なぜスマートウォッチは売れないのか?「質」の重要性を認識できないビジネス界
あなたはなんのために腕時計をはめているのでしょうか。おそらく「時刻を確認するため」と答えるでしょう。本当にそうなのでしょうか。時間を見るだけであればスマートフォン(スマホ)で見ることもできるでしょう。実際、ありとあらゆる場所で誰もがスマホを触っている光景を目にします。つまり、時間を見るためだけに腕時計をはめているという理屈だけでは、この問いは説明できません。
では、なんのためにはめているのでしょうか。
ひとつ考えられるのは、趣味・嗜好のアイテムとしての可能性です。顧客が製品に対して期待する価値は、個人の趣味・嗜好、感性、情緒などに由来する価値と、製品の機能が生み出す価値に分類されます。腕時計であれば、前者はかっこいい、●●のブランド、好きな色・デザインというような価値であるのに対して、後者は、厚さが薄い、重量が軽い、正確で狂わない、というような価値になります。

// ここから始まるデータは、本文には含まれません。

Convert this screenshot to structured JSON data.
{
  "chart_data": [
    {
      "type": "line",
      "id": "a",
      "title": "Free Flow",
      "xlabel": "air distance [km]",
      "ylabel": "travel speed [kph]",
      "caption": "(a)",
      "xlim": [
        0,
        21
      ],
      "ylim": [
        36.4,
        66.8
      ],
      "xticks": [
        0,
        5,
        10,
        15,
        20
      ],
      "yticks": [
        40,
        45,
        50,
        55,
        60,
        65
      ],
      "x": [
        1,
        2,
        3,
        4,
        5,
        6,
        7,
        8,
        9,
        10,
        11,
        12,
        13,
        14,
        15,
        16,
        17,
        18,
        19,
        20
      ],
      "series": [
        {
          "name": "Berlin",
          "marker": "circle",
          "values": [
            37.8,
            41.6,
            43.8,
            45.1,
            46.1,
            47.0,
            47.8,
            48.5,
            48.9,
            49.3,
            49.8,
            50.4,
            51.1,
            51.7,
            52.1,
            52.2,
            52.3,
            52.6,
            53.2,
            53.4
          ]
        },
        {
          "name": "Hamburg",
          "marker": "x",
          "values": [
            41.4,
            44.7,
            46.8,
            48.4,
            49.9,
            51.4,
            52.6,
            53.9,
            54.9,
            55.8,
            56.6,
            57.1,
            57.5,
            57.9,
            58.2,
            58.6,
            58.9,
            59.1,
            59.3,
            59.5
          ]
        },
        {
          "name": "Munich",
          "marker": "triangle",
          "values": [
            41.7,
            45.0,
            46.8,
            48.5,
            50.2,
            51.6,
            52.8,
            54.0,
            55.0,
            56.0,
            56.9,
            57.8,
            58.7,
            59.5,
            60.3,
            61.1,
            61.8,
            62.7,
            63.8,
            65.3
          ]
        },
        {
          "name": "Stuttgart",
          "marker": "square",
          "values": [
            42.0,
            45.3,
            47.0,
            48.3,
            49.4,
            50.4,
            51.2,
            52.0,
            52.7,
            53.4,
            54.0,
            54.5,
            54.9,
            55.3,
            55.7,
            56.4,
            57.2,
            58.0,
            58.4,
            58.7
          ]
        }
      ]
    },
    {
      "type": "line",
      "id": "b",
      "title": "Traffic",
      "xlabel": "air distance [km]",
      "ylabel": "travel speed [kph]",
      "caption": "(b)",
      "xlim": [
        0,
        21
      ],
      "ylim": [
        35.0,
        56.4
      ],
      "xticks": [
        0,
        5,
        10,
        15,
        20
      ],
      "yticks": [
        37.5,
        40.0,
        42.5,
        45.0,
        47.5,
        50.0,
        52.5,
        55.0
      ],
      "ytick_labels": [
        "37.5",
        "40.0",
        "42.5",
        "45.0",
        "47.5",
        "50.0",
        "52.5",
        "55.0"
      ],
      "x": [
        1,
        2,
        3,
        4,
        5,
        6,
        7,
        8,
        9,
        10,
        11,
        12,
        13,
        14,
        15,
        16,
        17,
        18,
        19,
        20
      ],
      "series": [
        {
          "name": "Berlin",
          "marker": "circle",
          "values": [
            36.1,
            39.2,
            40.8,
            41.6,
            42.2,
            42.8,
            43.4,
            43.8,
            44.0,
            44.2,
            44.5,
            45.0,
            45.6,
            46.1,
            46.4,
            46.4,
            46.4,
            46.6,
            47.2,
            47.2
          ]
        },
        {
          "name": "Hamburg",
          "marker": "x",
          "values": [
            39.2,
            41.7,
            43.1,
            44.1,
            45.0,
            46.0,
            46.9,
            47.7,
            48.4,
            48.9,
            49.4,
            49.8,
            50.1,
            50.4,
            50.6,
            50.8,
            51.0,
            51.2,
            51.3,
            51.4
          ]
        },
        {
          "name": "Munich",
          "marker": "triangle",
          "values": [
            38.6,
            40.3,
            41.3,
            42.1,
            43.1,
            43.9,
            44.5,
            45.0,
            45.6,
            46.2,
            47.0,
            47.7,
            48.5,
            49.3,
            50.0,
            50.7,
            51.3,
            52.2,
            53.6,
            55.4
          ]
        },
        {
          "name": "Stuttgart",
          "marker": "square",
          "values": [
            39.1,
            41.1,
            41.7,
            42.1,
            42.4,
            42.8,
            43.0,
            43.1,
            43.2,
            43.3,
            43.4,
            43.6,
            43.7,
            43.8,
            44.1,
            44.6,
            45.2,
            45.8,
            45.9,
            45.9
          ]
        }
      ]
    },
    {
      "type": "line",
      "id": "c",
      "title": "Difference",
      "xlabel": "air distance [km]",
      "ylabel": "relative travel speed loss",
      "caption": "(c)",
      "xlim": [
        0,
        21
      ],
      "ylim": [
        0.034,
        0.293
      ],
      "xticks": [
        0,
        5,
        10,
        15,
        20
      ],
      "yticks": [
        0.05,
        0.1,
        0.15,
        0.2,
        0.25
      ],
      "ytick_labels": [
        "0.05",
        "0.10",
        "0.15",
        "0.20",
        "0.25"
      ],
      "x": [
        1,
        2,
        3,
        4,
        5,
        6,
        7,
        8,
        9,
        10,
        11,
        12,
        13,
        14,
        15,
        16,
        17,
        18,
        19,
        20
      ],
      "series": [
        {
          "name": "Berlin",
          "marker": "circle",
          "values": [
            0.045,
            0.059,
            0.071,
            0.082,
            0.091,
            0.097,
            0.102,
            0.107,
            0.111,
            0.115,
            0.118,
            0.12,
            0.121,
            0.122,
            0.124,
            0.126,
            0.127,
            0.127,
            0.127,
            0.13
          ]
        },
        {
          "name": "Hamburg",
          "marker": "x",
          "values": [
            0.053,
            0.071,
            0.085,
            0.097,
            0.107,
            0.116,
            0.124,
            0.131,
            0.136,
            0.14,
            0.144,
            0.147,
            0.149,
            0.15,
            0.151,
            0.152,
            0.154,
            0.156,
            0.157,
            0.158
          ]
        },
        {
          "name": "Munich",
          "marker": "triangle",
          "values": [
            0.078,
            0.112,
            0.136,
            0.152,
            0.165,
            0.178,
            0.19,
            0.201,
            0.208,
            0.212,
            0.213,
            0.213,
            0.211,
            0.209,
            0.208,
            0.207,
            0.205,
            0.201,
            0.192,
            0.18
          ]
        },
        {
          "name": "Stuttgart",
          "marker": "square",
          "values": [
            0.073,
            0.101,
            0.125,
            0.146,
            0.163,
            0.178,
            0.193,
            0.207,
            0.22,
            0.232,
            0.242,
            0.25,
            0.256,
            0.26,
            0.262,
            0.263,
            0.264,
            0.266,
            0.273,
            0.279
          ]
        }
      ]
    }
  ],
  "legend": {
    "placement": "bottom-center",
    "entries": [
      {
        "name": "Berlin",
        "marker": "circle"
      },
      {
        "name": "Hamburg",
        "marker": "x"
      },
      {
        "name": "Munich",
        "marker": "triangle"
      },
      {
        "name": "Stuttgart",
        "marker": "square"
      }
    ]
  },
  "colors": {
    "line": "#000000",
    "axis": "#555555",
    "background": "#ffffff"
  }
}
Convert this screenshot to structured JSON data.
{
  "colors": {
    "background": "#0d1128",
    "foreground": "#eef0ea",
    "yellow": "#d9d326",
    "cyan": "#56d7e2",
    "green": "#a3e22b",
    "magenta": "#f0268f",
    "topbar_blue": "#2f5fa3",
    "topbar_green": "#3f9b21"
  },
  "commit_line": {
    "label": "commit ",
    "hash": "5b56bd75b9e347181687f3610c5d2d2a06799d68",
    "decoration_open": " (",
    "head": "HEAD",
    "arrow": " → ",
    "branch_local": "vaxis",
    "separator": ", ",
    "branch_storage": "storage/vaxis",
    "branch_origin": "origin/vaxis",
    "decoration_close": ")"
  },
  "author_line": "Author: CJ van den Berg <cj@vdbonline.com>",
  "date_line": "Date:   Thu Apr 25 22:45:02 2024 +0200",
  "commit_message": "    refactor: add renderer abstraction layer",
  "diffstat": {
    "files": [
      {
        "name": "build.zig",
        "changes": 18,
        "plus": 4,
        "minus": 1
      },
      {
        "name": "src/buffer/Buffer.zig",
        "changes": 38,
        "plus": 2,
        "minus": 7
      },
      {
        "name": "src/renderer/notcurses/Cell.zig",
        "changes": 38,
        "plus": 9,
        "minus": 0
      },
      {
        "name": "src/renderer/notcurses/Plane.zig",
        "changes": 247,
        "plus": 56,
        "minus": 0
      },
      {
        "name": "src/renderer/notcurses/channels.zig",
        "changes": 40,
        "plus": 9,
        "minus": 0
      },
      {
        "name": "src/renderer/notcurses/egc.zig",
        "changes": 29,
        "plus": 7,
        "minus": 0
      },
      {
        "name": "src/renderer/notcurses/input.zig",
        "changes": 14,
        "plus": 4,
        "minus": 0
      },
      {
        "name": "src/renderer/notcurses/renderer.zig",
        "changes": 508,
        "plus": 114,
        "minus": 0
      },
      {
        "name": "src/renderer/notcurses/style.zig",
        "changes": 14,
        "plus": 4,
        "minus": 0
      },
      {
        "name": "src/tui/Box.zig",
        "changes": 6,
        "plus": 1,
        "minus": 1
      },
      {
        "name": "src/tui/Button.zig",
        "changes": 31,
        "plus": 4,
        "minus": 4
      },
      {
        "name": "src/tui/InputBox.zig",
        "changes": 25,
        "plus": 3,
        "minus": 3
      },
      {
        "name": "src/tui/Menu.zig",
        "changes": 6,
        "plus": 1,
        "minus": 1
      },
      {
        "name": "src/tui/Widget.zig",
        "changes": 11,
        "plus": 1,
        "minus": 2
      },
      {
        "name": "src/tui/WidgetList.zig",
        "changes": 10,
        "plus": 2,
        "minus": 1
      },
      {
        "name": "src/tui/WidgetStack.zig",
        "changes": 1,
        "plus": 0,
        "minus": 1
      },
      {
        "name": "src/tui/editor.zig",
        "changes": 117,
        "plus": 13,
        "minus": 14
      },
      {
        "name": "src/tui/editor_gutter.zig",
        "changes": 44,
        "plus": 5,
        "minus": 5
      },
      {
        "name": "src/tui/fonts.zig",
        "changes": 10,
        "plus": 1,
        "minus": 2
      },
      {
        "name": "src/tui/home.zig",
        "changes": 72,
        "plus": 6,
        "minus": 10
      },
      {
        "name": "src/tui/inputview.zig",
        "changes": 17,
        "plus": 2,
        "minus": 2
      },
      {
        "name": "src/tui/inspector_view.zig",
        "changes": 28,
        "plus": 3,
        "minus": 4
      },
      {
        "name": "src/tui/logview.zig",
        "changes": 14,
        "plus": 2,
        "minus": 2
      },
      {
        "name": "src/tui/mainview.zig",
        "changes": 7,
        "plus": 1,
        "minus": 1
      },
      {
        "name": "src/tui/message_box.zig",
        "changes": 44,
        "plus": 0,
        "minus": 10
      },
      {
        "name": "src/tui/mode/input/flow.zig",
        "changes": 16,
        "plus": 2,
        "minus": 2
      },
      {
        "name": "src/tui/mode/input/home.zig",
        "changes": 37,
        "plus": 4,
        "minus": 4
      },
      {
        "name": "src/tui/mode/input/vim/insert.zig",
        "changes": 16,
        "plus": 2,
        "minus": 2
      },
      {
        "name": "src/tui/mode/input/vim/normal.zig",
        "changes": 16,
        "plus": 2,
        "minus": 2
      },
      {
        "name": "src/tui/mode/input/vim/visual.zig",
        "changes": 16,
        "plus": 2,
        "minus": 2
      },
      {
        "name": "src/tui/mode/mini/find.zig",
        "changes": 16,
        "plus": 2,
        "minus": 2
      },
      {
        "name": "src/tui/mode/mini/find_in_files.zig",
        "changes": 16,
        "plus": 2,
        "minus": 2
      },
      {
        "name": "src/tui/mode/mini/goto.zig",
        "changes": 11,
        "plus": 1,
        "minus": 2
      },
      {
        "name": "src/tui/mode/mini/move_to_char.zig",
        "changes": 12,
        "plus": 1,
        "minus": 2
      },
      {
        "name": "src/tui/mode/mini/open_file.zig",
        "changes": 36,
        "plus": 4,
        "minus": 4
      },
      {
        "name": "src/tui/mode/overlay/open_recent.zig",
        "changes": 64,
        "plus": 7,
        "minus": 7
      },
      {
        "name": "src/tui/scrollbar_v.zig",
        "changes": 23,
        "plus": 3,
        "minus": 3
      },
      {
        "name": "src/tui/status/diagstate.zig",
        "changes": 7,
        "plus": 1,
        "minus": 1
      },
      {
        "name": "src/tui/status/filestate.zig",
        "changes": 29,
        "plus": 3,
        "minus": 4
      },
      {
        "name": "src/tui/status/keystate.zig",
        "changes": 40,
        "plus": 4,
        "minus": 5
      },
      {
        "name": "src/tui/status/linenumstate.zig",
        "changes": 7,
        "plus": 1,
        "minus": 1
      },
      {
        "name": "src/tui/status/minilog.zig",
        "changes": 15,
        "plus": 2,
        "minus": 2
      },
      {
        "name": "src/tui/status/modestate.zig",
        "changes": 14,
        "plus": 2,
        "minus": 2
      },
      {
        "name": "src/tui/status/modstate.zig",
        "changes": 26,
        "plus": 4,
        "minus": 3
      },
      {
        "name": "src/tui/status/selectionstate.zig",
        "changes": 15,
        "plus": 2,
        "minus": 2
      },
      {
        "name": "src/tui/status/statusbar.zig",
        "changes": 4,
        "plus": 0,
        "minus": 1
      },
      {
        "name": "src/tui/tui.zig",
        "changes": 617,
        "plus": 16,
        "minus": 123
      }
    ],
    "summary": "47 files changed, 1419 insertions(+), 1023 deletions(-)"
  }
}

スマホで時間を見ることができるのに、腕時計をはめるというのは、この趣味・嗜好型の価値を求めている可能性が高いのです。もちろん、時間を見るためにはめているという理由も考えられるでしょう。しかしながら、それが中心ではなくなってきているのです。実際、日本時計協会によると、2017年の国内の腕時計の販売台数は3370万個で、国内メーカー製が26%、輸入品が74%のシェアとなっています。国内メーカーの製品は極めて優秀で、機能的には世界に誇れる技術を持っています。にもかかわらず、26%しか売れていないということを見ると、もはや腕時計に求める価値は、正確さ、軽さというような機能的な価値だけではなくなってきているのが読み取れます。
では、スマートウォッチはなんのためにはめるのでしょうか。これを考えるために、スマートウォッチについて整理してみましょう。
現在、大部分のスマートウォッチは、体温、心拍数などの生体センサーを搭載し、スマホと連動させることでその数値をメールで確認することもできます。万歩計、活動量計などの機能もあるようです。大別すると、生体センサーによる測定機能と、スマホとの連動による機能、環境・活動量などを測定する機能に分類することができそうです。
スマートウォッチは「中途半端な製品」
話を戻します。スマートウォッチはなんのためにはめるのでしょうか。時間を見るのであれば腕時計で済むでしょう。メールを見るのも、あれだけ小さい画面だと、お世辞にも見やすいとは言えません。歩数や活動量を知りたければ、万歩計でもある程度は見ることができるでしょう。